Where is cheap has changed. Music, indie theatre and groundbreaking art have been pushed further out, to Camden and Highbury and Shoreditch and Hackney and Brixton and Clapham. Soho is halfway to being Knightsbridge. But that's always been the way of these things.

> "of the 430 music venues that traded in London between 2007 and 2015, only 245 are still open"

I have no idea what the real numbers are, but I can tell that's a line designed to mislead, to make you think there has been a decline in the number of music venues without actually giving any evidence for it. How long did those 430 last, on average? What proportion of the music venues that traded between 1999 and 2007 were open in 2007? Indeed, how many music venues were open in 2007? What's the betting it was less than 245?

> The other part: I was working for a scientific charity, with charitable pay. I wasn't saving much money, even with living in a shared house, so decided I needed a new job. I wanted to continue writing software for science, so there weren't all that many jobs that interested me in London.

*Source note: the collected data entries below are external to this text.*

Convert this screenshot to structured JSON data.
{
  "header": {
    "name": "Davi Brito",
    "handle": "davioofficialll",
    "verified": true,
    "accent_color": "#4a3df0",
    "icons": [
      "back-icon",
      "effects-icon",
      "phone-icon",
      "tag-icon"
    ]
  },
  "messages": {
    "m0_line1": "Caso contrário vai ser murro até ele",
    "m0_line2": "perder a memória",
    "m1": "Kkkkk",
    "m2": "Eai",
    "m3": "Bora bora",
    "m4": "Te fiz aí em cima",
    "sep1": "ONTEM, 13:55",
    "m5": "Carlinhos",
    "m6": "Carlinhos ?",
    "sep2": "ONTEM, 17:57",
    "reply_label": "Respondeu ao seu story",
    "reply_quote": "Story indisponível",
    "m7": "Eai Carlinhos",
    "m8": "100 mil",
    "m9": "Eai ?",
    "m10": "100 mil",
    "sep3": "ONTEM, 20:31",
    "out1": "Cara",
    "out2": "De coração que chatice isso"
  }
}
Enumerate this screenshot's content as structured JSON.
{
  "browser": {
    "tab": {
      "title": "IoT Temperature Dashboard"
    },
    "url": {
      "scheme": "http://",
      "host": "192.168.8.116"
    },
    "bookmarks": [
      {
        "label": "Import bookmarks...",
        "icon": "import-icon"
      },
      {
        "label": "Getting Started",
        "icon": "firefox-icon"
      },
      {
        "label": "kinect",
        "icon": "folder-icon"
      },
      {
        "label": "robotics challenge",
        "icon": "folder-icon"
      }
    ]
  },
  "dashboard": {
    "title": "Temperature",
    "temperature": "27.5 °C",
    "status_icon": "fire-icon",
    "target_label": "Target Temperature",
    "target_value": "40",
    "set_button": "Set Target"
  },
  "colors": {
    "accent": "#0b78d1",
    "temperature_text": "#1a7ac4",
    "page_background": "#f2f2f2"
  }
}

You pays your money, you takes your choice. Some jobs and some people are surely getting priced out of London. But the city as a whole is doing very well thank you.


Housing cost has very little to do with construction and everything to do with location.

Real estate as an export is .. well, it's a response to circumstances, I suppose, but is it really sustainable? After all, you can't just make more land with the property "within 1km of Central Park".

What happens when the majority of a city is owned by foreign landlords? Do you think that might distort its politics?